2. 4 MST : 75 kg urea /ha.
3. 7 MST : 75 kg urea + 50 kg KCl/ha.
4. 5% berbunga : 50 kg urea/ha.

6. Pemeliharaan Tanaman

- Penyiangan dilakukan secara intensif paling sedikit 2 kali menjelang pemupukan 2 dan 3

- Padi hibrida peka terhadap penyakit tungro dan hama wereng coklat, oleh karena itu hindari pengembangan di daerah endemis hama dan penyakit, terapkan PHP dengan monitoring keberadaan tungro dan populasi wereng coklat. Perhatikan juga serangan hama tikus dan penerbangan ngengat penggerek batang.
- Insektisida yang manjur mengendalikan hama wereng coklat dan wereng punggung putih diantaranya fipronil dan imidakloprid.

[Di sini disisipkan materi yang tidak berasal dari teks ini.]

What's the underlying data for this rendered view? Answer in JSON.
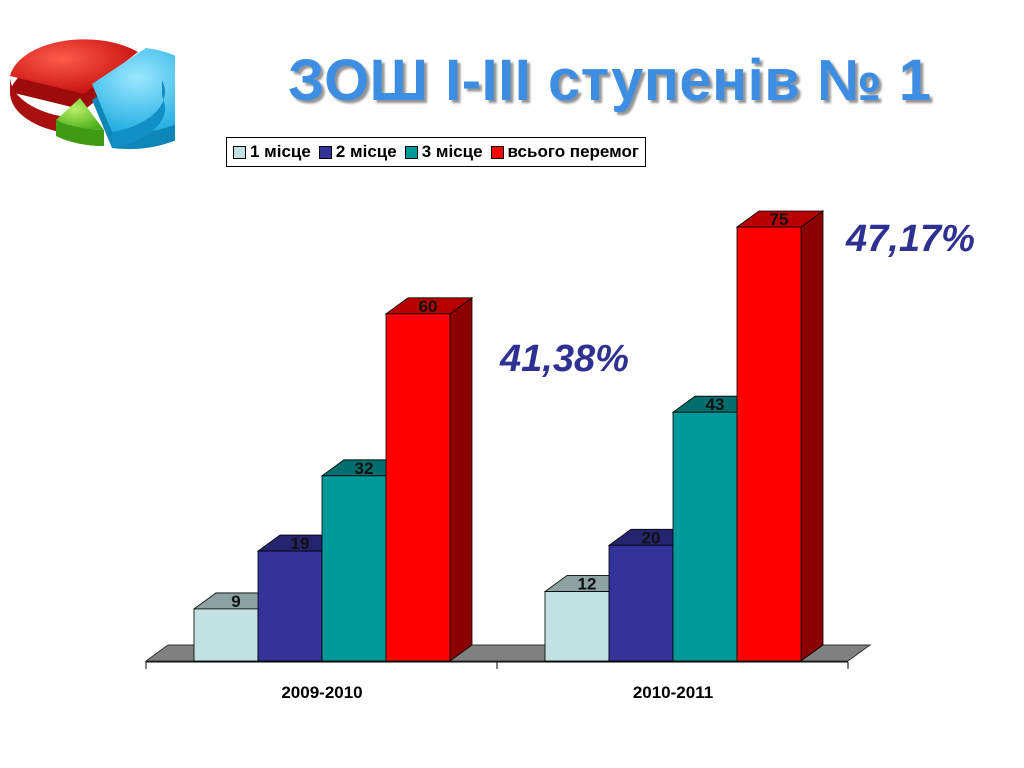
{
  "title": "ЗОШ І-ІІІ ступенів № 1",
  "logo_icon": "pie-chart-icon",
  "chart_data": {
    "type": "bar",
    "categories": [
      "2009-2010",
      "2010-2011"
    ],
    "series": [
      {
        "name": "1 місце",
        "values": [
          9,
          12
        ],
        "color": "#c2e1e3"
      },
      {
        "name": "2 місце",
        "values": [
          19,
          20
        ],
        "color": "#33339a"
      },
      {
        "name": "3 місце",
        "values": [
          32,
          43
        ],
        "color": "#009999"
      },
      {
        "name": "всього перемог",
        "values": [
          60,
          75
        ],
        "color": "#ff0000"
      }
    ],
    "ylim": [
      0,
      80
    ],
    "grid": false,
    "legend": "top",
    "annotations": [
      "41,38%",
      "47,17%"
    ]
  }
}
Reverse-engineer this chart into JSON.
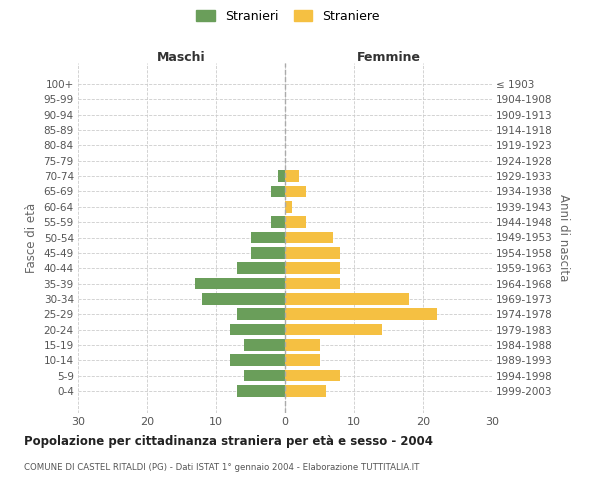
{
  "age_groups": [
    "0-4",
    "5-9",
    "10-14",
    "15-19",
    "20-24",
    "25-29",
    "30-34",
    "35-39",
    "40-44",
    "45-49",
    "50-54",
    "55-59",
    "60-64",
    "65-69",
    "70-74",
    "75-79",
    "80-84",
    "85-89",
    "90-94",
    "95-99",
    "100+"
  ],
  "birth_years": [
    "1999-2003",
    "1994-1998",
    "1989-1993",
    "1984-1988",
    "1979-1983",
    "1974-1978",
    "1969-1973",
    "1964-1968",
    "1959-1963",
    "1954-1958",
    "1949-1953",
    "1944-1948",
    "1939-1943",
    "1934-1938",
    "1929-1933",
    "1924-1928",
    "1919-1923",
    "1914-1918",
    "1909-1913",
    "1904-1908",
    "≤ 1903"
  ],
  "maschi": [
    7,
    6,
    8,
    6,
    8,
    7,
    12,
    13,
    7,
    5,
    5,
    2,
    0,
    2,
    1,
    0,
    0,
    0,
    0,
    0,
    0
  ],
  "femmine": [
    6,
    8,
    5,
    5,
    14,
    22,
    18,
    8,
    8,
    8,
    7,
    3,
    1,
    3,
    2,
    0,
    0,
    0,
    0,
    0,
    0
  ],
  "maschi_color": "#6a9e5a",
  "femmine_color": "#f5c042",
  "center_line_color": "#aaaaaa",
  "grid_color": "#cccccc",
  "bg_color": "#ffffff",
  "title": "Popolazione per cittadinanza straniera per età e sesso - 2004",
  "subtitle": "COMUNE DI CASTEL RITALDI (PG) - Dati ISTAT 1° gennaio 2004 - Elaborazione TUTTITALIA.IT",
  "ylabel_left": "Fasce di età",
  "ylabel_right": "Anni di nascita",
  "xlabel_left": "Maschi",
  "xlabel_right": "Femmine",
  "legend_maschi": "Stranieri",
  "legend_femmine": "Straniere",
  "xlim": 30
}
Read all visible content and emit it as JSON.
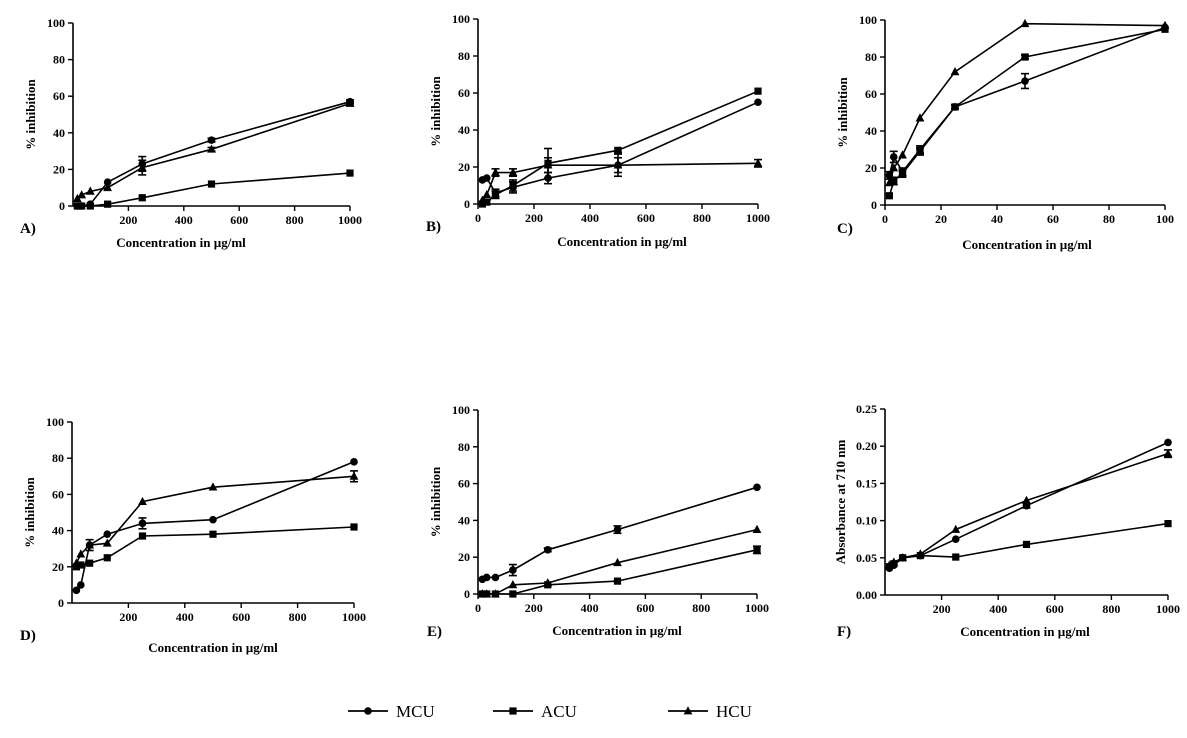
{
  "figure": {
    "legend": [
      {
        "name": "MCU",
        "marker": "circle"
      },
      {
        "name": "ACU",
        "marker": "square"
      },
      {
        "name": "HCU",
        "marker": "triangle"
      }
    ],
    "legend_position": "bottom-center",
    "colors": {
      "line": "#000000",
      "background": "#ffffff"
    }
  },
  "chart_data": [
    {
      "panel": "A)",
      "type": "line",
      "xlabel": "Concentration in µg/ml",
      "ylabel": "% inhibition",
      "xlim": [
        0,
        1000
      ],
      "ylim": [
        0,
        100
      ],
      "xticks": [
        200,
        400,
        600,
        800,
        1000
      ],
      "yticks": [
        0,
        20,
        40,
        60,
        80,
        100
      ],
      "grid": false,
      "series": [
        {
          "name": "MCU",
          "marker": "circle",
          "x": [
            15.6,
            31.25,
            62.5,
            125,
            250,
            500,
            1000
          ],
          "y": [
            0,
            0,
            1,
            13,
            23,
            36,
            57
          ],
          "err": [
            0,
            0,
            0,
            0,
            4,
            1,
            1
          ]
        },
        {
          "name": "ACU",
          "marker": "square",
          "x": [
            15.6,
            31.25,
            62.5,
            125,
            250,
            500,
            1000
          ],
          "y": [
            0,
            0,
            0,
            1,
            4.5,
            12,
            18
          ],
          "err": [
            0,
            0,
            0,
            0,
            0,
            0,
            0
          ]
        },
        {
          "name": "HCU",
          "marker": "triangle",
          "x": [
            15.6,
            31.25,
            62.5,
            125,
            250,
            500,
            1000
          ],
          "y": [
            4,
            6,
            8,
            10,
            21,
            31,
            56
          ],
          "err": [
            0,
            0,
            0,
            0,
            4,
            1,
            1
          ]
        }
      ]
    },
    {
      "panel": "B)",
      "type": "line",
      "xlabel": "Concentration in µg/ml",
      "ylabel": "% inhibition",
      "xlim": [
        0,
        1000
      ],
      "ylim": [
        0,
        100
      ],
      "xticks": [
        0,
        200,
        400,
        600,
        800,
        1000
      ],
      "yticks": [
        0,
        20,
        40,
        60,
        80,
        100
      ],
      "grid": false,
      "series": [
        {
          "name": "MCU",
          "marker": "circle",
          "x": [
            15.6,
            31.25,
            62.5,
            125,
            250,
            500,
            1000
          ],
          "y": [
            13,
            14,
            6,
            9,
            14,
            21,
            55
          ],
          "err": [
            0,
            0,
            2,
            3,
            3,
            4,
            0
          ]
        },
        {
          "name": "ACU",
          "marker": "square",
          "x": [
            15.6,
            31.25,
            62.5,
            125,
            250,
            500,
            1000
          ],
          "y": [
            0,
            1,
            5,
            10,
            22,
            29,
            61
          ],
          "err": [
            0,
            1,
            2,
            3,
            8,
            1,
            0
          ]
        },
        {
          "name": "HCU",
          "marker": "triangle",
          "x": [
            15.6,
            31.25,
            62.5,
            125,
            250,
            500,
            1000
          ],
          "y": [
            2,
            5,
            17,
            17,
            21,
            21,
            22
          ],
          "err": [
            0,
            0,
            2,
            2,
            4,
            6,
            2
          ]
        }
      ]
    },
    {
      "panel": "C)",
      "type": "line",
      "xlabel": "Concentration in µg/ml",
      "ylabel": "% inhibition",
      "xlim": [
        0,
        100
      ],
      "ylim": [
        0,
        100
      ],
      "xticks": [
        0,
        20,
        40,
        60,
        80,
        100
      ],
      "yticks": [
        0,
        20,
        40,
        60,
        80,
        100
      ],
      "grid": false,
      "series": [
        {
          "name": "MCU",
          "marker": "circle",
          "x": [
            1.56,
            3.125,
            6.25,
            12.5,
            25,
            50,
            100
          ],
          "y": [
            16,
            26,
            18,
            30,
            53,
            67,
            96
          ],
          "err": [
            2,
            3,
            2,
            2,
            1,
            4,
            0
          ]
        },
        {
          "name": "ACU",
          "marker": "square",
          "x": [
            1.56,
            3.125,
            6.25,
            12.5,
            25,
            50,
            100
          ],
          "y": [
            5,
            13,
            17,
            29,
            53,
            80,
            95
          ],
          "err": [
            0,
            2,
            2,
            2,
            1,
            1,
            0
          ]
        },
        {
          "name": "HCU",
          "marker": "triangle",
          "x": [
            1.56,
            3.125,
            6.25,
            12.5,
            25,
            50,
            100
          ],
          "y": [
            12,
            20,
            27,
            47,
            72,
            98,
            97
          ],
          "err": [
            0,
            0,
            0,
            0,
            0,
            0,
            0
          ]
        }
      ]
    },
    {
      "panel": "D)",
      "type": "line",
      "xlabel": "Concentration in µg/ml",
      "ylabel": "% inhibition",
      "xlim": [
        0,
        1000
      ],
      "ylim": [
        0,
        100
      ],
      "xticks": [
        200,
        400,
        600,
        800,
        1000
      ],
      "yticks": [
        0,
        20,
        40,
        60,
        80,
        100
      ],
      "grid": false,
      "series": [
        {
          "name": "MCU",
          "marker": "circle",
          "x": [
            15.6,
            31.25,
            62.5,
            125,
            250,
            500,
            1000
          ],
          "y": [
            7,
            10,
            32,
            38,
            44,
            46,
            78
          ],
          "err": [
            0,
            0,
            3,
            0,
            3,
            0,
            0
          ]
        },
        {
          "name": "ACU",
          "marker": "square",
          "x": [
            15.6,
            31.25,
            62.5,
            125,
            250,
            500,
            1000
          ],
          "y": [
            20,
            21,
            22,
            25,
            37,
            38,
            42
          ],
          "err": [
            0,
            0,
            0,
            0,
            0,
            0,
            0
          ]
        },
        {
          "name": "HCU",
          "marker": "triangle",
          "x": [
            15.6,
            31.25,
            62.5,
            125,
            250,
            500,
            1000
          ],
          "y": [
            22,
            27,
            32,
            33,
            56,
            64,
            70
          ],
          "err": [
            0,
            0,
            0,
            0,
            0,
            0,
            3
          ]
        }
      ]
    },
    {
      "panel": "E)",
      "type": "line",
      "xlabel": "Concentration in µg/ml",
      "ylabel": "% inhibition",
      "xlim": [
        0,
        1000
      ],
      "ylim": [
        0,
        100
      ],
      "xticks": [
        0,
        200,
        400,
        600,
        800,
        1000
      ],
      "yticks": [
        0,
        20,
        40,
        60,
        80,
        100
      ],
      "grid": false,
      "series": [
        {
          "name": "MCU",
          "marker": "circle",
          "x": [
            15.6,
            31.25,
            62.5,
            125,
            250,
            500,
            1000
          ],
          "y": [
            8,
            9,
            9,
            13,
            24,
            35,
            58
          ],
          "err": [
            0,
            0,
            0,
            3,
            1,
            2,
            0
          ]
        },
        {
          "name": "ACU",
          "marker": "square",
          "x": [
            15.6,
            31.25,
            62.5,
            125,
            250,
            500,
            1000
          ],
          "y": [
            0,
            0,
            0,
            0,
            5,
            7,
            24
          ],
          "err": [
            0,
            0,
            0,
            0,
            0,
            0,
            2
          ]
        },
        {
          "name": "HCU",
          "marker": "triangle",
          "x": [
            15.6,
            31.25,
            62.5,
            125,
            250,
            500,
            1000
          ],
          "y": [
            0,
            0,
            0,
            5,
            6,
            17,
            35
          ],
          "err": [
            0,
            0,
            0,
            0,
            0,
            0,
            0
          ]
        }
      ]
    },
    {
      "panel": "F)",
      "type": "line",
      "xlabel": "Concentration in µg/ml",
      "ylabel": "Absorbance at 710 nm",
      "xlim": [
        0,
        1000
      ],
      "ylim": [
        0,
        0.25
      ],
      "xticks": [
        200,
        400,
        600,
        800,
        1000
      ],
      "yticks": [
        0.0,
        0.05,
        0.1,
        0.15,
        0.2,
        0.25
      ],
      "ytick_labels": [
        "0.00",
        "0.05",
        "0.10",
        "0.15",
        "0.20",
        "0.25"
      ],
      "grid": false,
      "series": [
        {
          "name": "MCU",
          "marker": "circle",
          "x": [
            15.6,
            31.25,
            62.5,
            125,
            250,
            500,
            1000
          ],
          "y": [
            0.036,
            0.04,
            0.05,
            0.053,
            0.075,
            0.12,
            0.205
          ],
          "err": [
            0,
            0,
            0,
            0,
            0,
            0.003,
            0
          ]
        },
        {
          "name": "ACU",
          "marker": "square",
          "x": [
            15.6,
            31.25,
            62.5,
            125,
            250,
            500,
            1000
          ],
          "y": [
            0.038,
            0.042,
            0.05,
            0.053,
            0.051,
            0.068,
            0.096
          ],
          "err": [
            0,
            0,
            0,
            0,
            0,
            0,
            0
          ]
        },
        {
          "name": "HCU",
          "marker": "triangle",
          "x": [
            15.6,
            31.25,
            62.5,
            125,
            250,
            500,
            1000
          ],
          "y": [
            0.04,
            0.044,
            0.05,
            0.055,
            0.088,
            0.127,
            0.19
          ],
          "err": [
            0,
            0,
            0,
            0,
            0,
            0,
            0.005
          ]
        }
      ]
    }
  ]
}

Insektisida buprofezin juga dapat digunakan untuk mengendalikan. Untuk mengendalikan penyakit tungro dapat digunakan insektisida imidakloprid, tiametoksan, etofenproks dan karbofuran.

7. Panen

- Saat panen yang tepat adalah pada waktu biji telah masak fisiologis, atau sekitar 90 % malai telah menguning.
- Setelah dipanen, gabah harus segera dikeringkan agar diperoleh rendemen dan mutu beras yang baik.
- Pada prinsipnya cara panen dan pengolahan hasil padi hibrida tidak berbeda dengan padi biasa (padi inbrida).